The Proper Temperature for Central Heat
Central heating systems provide comfort that is easy to take for granted. About 45 percent of money spent on energy goes to heating and cooling, averaging about $10,000 over 10 years, according to the California Energy Commission.
While it’s common to take a “set it and forget it” approach with your thermostat, using the temperatures recommended by state energy agencies and utilities companies can help you stay comfortable while reducing the shock of your monthly energy bills.
While At Home
Utility companies such as Madison Gas and Electric in Wisconsin promote set temperatures for heating while at home, away from home and on vacation. They recommend a winter heating temperature of 68 degrees Fahrenheit when you are home, regardless of the outdoor temperature. If necessary, create a zone or “warm room” within your home where everyone gathers, such as the living room or family room, and supplement that area with a room heating unit. Use it safely and only for a few hours, such as when everyone is together after meals. This keeps you from boosting the temperature throughout the house when you need to increase it only in one area.
When Away From Home
State government agencies such as the Washington Utilities and Transportation Commission recommend setting the thermostat at 55 degrees when you are away from home. Use a portable space heater to a warm a specific room when you arrive. Another good practice is to install a programmable thermostat so you can set it to remember temperature settings for various times of day, eliminating your need to raise and lower the temperature manually.

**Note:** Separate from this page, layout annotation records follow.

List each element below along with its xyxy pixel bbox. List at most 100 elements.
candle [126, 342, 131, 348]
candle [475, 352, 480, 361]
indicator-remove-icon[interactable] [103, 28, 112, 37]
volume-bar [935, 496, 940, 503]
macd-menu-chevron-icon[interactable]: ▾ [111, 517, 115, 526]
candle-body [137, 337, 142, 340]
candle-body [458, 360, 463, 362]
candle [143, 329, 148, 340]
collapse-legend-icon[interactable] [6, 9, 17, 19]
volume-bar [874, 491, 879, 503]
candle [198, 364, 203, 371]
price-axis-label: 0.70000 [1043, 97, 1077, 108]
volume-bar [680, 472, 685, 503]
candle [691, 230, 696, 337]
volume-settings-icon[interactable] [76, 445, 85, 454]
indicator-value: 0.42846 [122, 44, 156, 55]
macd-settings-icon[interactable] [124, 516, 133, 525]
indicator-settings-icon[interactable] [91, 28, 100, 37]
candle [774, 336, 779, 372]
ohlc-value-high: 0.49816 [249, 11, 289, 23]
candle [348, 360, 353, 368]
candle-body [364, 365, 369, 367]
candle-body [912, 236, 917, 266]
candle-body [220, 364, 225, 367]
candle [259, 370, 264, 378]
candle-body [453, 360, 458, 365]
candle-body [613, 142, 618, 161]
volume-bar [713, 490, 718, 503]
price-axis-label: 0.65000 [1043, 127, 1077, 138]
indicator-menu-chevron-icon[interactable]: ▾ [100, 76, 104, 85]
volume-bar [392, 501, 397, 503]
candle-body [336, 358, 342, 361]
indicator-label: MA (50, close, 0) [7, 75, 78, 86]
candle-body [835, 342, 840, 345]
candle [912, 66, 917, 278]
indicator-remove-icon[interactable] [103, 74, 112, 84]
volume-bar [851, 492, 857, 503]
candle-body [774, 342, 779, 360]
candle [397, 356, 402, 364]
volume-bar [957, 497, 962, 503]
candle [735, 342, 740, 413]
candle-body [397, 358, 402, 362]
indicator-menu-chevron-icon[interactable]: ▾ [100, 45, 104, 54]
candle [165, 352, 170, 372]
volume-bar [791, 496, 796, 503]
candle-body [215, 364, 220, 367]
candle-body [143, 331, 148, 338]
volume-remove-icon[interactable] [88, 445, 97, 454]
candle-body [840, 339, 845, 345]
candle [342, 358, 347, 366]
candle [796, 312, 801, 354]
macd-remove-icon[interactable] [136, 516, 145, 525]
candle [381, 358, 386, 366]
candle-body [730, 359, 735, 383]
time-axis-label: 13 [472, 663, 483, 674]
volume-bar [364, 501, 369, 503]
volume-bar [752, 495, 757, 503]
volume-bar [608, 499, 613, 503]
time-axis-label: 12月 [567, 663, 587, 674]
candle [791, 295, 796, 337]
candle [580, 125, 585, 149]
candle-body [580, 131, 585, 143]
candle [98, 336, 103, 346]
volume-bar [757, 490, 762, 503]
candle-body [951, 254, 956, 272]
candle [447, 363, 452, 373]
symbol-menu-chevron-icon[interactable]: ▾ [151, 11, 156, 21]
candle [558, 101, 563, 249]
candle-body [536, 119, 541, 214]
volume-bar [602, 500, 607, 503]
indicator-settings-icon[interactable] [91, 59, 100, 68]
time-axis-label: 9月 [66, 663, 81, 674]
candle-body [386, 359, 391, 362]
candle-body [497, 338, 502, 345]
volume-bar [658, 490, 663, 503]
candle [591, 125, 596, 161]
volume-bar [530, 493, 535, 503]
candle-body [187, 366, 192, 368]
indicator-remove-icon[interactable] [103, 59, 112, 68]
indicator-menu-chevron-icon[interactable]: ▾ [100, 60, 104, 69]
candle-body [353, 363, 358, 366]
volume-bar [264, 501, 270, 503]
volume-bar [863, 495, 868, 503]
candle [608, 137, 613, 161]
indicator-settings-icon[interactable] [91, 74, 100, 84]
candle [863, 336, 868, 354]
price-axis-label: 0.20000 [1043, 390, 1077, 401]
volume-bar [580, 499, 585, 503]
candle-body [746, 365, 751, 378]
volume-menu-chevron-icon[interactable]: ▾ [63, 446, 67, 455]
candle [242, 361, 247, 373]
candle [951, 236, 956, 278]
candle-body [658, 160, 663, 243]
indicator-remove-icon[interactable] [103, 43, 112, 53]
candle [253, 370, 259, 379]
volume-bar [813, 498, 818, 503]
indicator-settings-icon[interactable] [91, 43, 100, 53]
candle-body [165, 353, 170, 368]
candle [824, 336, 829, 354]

While sleeping, energy agencies and utility companies recommend keeping the thermostat set at the same low temperature as when you’re away: 55 degrees. Load up on blankets and comforters to keep warm at night. You may be surprised how little time it takes to adjust to using the best temperatures.
While On Vacation
If you will be away for an extended time, strike a balance between turning the heating system off (and risking frozen pipes) and keeping the house warm when its empty. In most cases, setting the thermostat to 55 degrees works well. The Washington UTC suggests leaving keys with someone you trust who can raise your home temperature when extreme weather conditions warrant doing so, to keep your central heating system functioning properly. Or, if your home is equipped with a smart energy management system, you can utilize your smartphone to adjust your thermostat remotely.
Making the Adjustment
Always check with your family physicians to make sure that lowered temperatures will not adversely affect the health of anyone who resides in your home. If you’re safe to make the switch to recommended temperatures, ease your way into the change. Start by lowering the thermostat temperature when you’re sleeping, then lower the temperature while you’re away and when you’re at home.